6.5 Categorical Independent Factor
The logistic regression can be used in a similar way when the independent variable is categorical. The key difference is that no tipping point needs to be calculated and no sigmoid needs to be plotted.
In the data frame sz, we stored information about how 20 participants pronounced the word “Sonne” (sun): either with an initial [s] (voiceless) or an initial [z] (voiced). Of the 20 participants, 9 came from Bavaria and 11 from Schleswig-Holstein:
## # A tibble: 6 × 3
## fricative dialect Vpn
## <chr> <chr> <chr>
## 1 z SH S1
## 2 z SH S2
## 3 z SH S3
## 4 z SH S4
## 5 s SH S5
## 6 s SH S6
Our question is: Is voicing (two levels: s, z) influenced by dialect (two levels: BY, SH)?
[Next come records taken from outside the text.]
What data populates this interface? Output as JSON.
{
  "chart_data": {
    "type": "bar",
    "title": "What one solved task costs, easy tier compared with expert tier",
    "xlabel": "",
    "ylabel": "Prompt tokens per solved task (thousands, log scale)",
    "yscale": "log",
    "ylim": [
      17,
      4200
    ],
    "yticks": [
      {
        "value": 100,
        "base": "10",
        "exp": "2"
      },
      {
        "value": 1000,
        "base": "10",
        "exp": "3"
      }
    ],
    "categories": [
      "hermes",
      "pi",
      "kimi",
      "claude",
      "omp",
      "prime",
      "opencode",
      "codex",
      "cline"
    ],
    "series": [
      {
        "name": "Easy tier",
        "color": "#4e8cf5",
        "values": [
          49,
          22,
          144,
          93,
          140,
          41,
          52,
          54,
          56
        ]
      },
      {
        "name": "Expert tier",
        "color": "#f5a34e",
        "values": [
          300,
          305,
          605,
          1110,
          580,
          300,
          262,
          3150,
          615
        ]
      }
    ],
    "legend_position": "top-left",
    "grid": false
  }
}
Since both variables are categorical in this case, we can create a bar plot to get an idea of the data:
It appears that the initial fricative is produced significantly more often voiceless in Bavaria than in Schleswig-Holstein. Now, as before, we apply a logistic regression followed by a \(\chi^2\)-test to the data:
sz.glm <- glm(as.factor(fricative) ~ dialect, family = binomial, data = sz)
anova(sz.glm, test = "Chisq")## Analysis of Deviance Table
##
## Model: binomial, link: logit
##
## Response: as.factor(fricative)
##
## Terms added sequentially (first to last)
##
##
## Df Deviance Resid. Df Resid. Dev Pr(>Chi)
## NULL 19 27.7
## dialect 1 5.3 18 22.4 0.021 *
## ---
## Signif. codes:
## 0 '***' 0.001 '**' 0.01 '*' 0.05 '.' 0.1 ' ' 1
The \(\chi^2\)-test shows: The distribution of voiced and voiceless /s/ in words like Sonne was significantly influenced by dialect (\(\chi^2\)[1] = 5.3, \(p\) < 0.05).